Il percorso di STEP, realizzato nell’ambito del PSR 2014-2020 della Regione Emilia-Romagna per la durata di due anni, culminerà con la stesura di uno studio di fattibilità per la gestione del “fine vita” delle materie plastiche usate lungo la filiera: “Al termine del progetto – prosegue Missere – realizzeremo un documento che raccoglierà linee guida concrete che permetteranno a enti pubblici e multiutility di dare vita a servizi specifici di raccolta dei materiali plastici, convenzionali o alternativi, utilizzati lungo la filiera, trasformando lo scarto in nuove opportunità e valorizzando ciò che, fino a oggi, è soltanto un rifiuto ingombrante e, spesso, potenzialmente inquinante”.

Il progetto, che vede il coinvolgimento diretto di realtà di primo piano del mondo ortofrutticolo come Apofruit e Granfrutta Zani, nonché l’interesse di Apo Conerpo, Agribologna, Naturitalia e Orogel, si avvale dell’importante collaborazione di due prestigiosi istituzioni universitarie: “Il mondo del packaging alimentare deve molto ai materiali plastici, in termini di presentazione, ma soprattutto di conservazione – spiega la prof.ssa Patrizia Fava, docente di  Tecnologie Alimentari e Food Packaging dell’Università di Modena e Reggio Emilia – ma è tempo di cercare risposte nuove nel segno della sostenibilità. Con STEP vogliamo individuare quei materiali biodegradabili e compostabili che possono vantaggiosamente sostituire i vecchi polimeri di sintesi privilegiando, dove possibile, anche  l’utilizzo di prodotti derivati da materie prime rinnovabili e riciclabili come carta e polpa di cellulosa. Con il mio team, studieremo le proprietà di questi nuovi materiali e la loro prestazioni nel preservare la qualità dei frutti, per arrivare a definire quali possano dimostrarsi vincenti. E laddove la plastica convenzionale risulterà ancora imbattibile, punteremo a definire nuove modalità di utilizzo per ridurne consistentemente i volumi. Credo che il settore ortofrutticolo sia finalmente pronto per un salto di qualità e l’Emilia-Romagna, regione vocata all’innovazione, può essere ancora una volta capofila del cambiamento”.

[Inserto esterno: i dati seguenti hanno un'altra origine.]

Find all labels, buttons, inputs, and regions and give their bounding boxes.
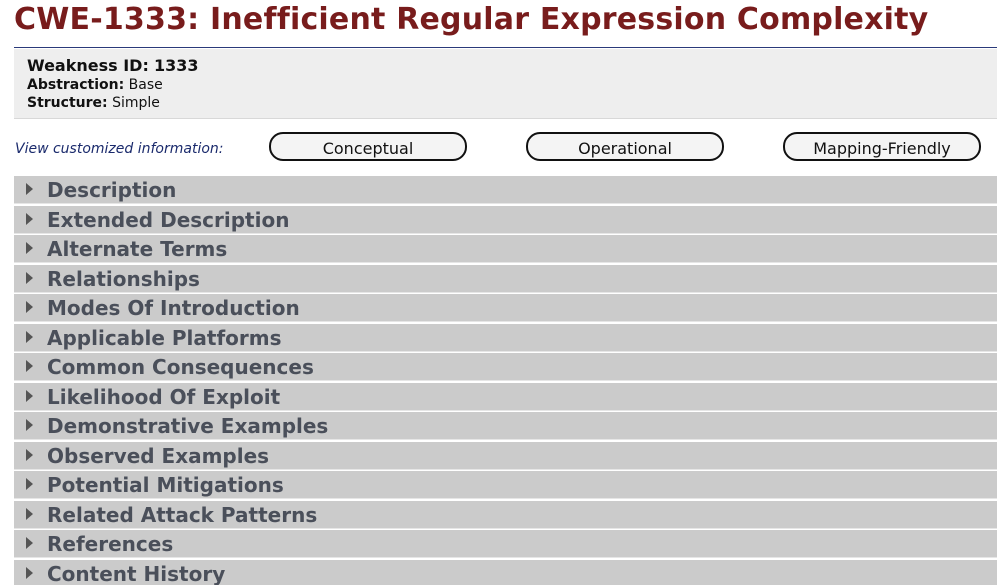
section-likelihood-of-exploit[interactable]: Likelihood Of Exploit <box>14 382 997 411</box>
section-relationships[interactable]: Relationships <box>14 264 997 293</box>
section-common-consequences[interactable]: Common Consequences <box>14 353 997 382</box>
weakness-summary: Weakness ID: 1333 Abstraction: Base Stru… <box>14 49 997 119</box>
triangle-right-icon <box>26 478 33 491</box>
section-extended-description[interactable]: Extended Description <box>14 205 997 234</box>
conceptual-view-button[interactable]: Conceptual <box>269 132 467 161</box>
section-label: Related Attack Patterns <box>47 502 318 527</box>
section-observed-examples[interactable]: Observed Examples <box>14 441 997 470</box>
section-alternate-terms[interactable]: Alternate Terms <box>14 235 997 264</box>
structure-value: Simple <box>112 95 160 111</box>
section-label: Demonstrative Examples <box>47 414 329 439</box>
section-references[interactable]: References <box>14 530 997 559</box>
triangle-right-icon <box>26 212 33 225</box>
triangle-right-icon <box>26 389 33 402</box>
title-divider <box>14 47 997 48</box>
section-label: Extended Description <box>47 207 290 232</box>
triangle-right-icon <box>26 507 33 520</box>
section-label: Common Consequences <box>47 355 314 380</box>
weakness-id-label: Weakness ID: <box>27 56 149 75</box>
section-applicable-platforms[interactable]: Applicable Platforms <box>14 323 997 352</box>
abstraction-value: Base <box>128 77 163 93</box>
triangle-right-icon <box>26 183 33 195</box>
triangle-right-icon <box>26 360 33 373</box>
structure-label: Structure: <box>27 95 108 111</box>
section-label: References <box>47 532 174 557</box>
abstraction-label: Abstraction: <box>27 77 125 93</box>
section-description[interactable]: Description <box>14 176 997 204</box>
section-label: Relationships <box>47 266 200 291</box>
operational-view-button[interactable]: Operational <box>526 132 724 161</box>
triangle-right-icon <box>26 330 33 343</box>
weakness-id-value: 1333 <box>153 56 199 75</box>
triangle-right-icon <box>26 448 33 461</box>
section-label: Content History <box>47 561 226 585</box>
triangle-right-icon <box>26 242 33 255</box>
section-content-history[interactable]: Content History <box>14 559 997 585</box>
page-title: CWE-1333: Inefficient Regular Expression… <box>14 2 929 37</box>
triangle-right-icon <box>26 301 33 314</box>
section-label: Potential Mitigations <box>47 473 284 498</box>
section-label: Applicable Platforms <box>47 325 282 350</box>
triangle-right-icon <box>26 419 33 432</box>
view-customized-label: View customized information: <box>15 141 224 157</box>
section-related-attack-patterns[interactable]: Related Attack Patterns <box>14 500 997 529</box>
section-label: Alternate Terms <box>47 237 228 262</box>
triangle-right-icon <box>26 566 33 579</box>
section-potential-mitigations[interactable]: Potential Mitigations <box>14 471 997 500</box>
structure: Structure: Simple <box>27 95 160 111</box>
triangle-right-icon <box>26 537 33 550</box>
triangle-right-icon <box>26 271 33 284</box>
section-modes-of-introduction[interactable]: Modes Of Introduction <box>14 294 997 323</box>
section-label: Description <box>47 178 177 202</box>
weakness-id: Weakness ID: 1333 <box>27 56 198 75</box>
abstraction: Abstraction: Base <box>27 77 163 93</box>
section-list: Description Extended Description Alterna… <box>14 176 997 585</box>
section-demonstrative-examples[interactable]: Demonstrative Examples <box>14 412 997 441</box>
section-label: Observed Examples <box>47 443 270 468</box>
mapping-friendly-view-button[interactable]: Mapping-Friendly <box>783 132 981 161</box>
section-label: Modes Of Introduction <box>47 296 300 321</box>
section-label: Likelihood Of Exploit <box>47 384 281 409</box>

Un cambiamento che investe tutto il ciclo del prodotto, dal suo utilizzo al suo recupero a “fine vita”: “Quando parliamo di economia circolare – spiega il prof. Augusto Bianchini, responsabile scientifico del progetto per il Centro Interdipartimentale di Ricerca Industriale FRAME dell’Università di Bologna – non è la singola iniziativa a fare la differenza. Occorre valutare come ogni azione si innesta nel contesto complessivo: il nostro obiettivo nell’ambito del progetto STEP sarà quello di misurare, con indicatori specifici, l’effettiva circolarità delle iniziative e il loro impatto globale. Per farlo, utilizzeremo il modello VIVACE (VIsualization of Value to Asses Circular Economy) registrato dall’Università di Bologna, che misura vantaggi e svantaggi di ogni iniziativa lungo tutti e tre gli assi della sostenibilità: economica, ambientale e sociale. In questo modo Istituzioni e aziende avranno a disposizione un metodo per valutare l’effettivo impatto complessivo dei nuovi materiali e studiare nuovi percorsi virtuosi di utilizzo e di valorizzazione: l’obiettivo è fare emergere chiaramente il gap esistente fra soluzioni sostenibili e soluzioni non più sostenibili”.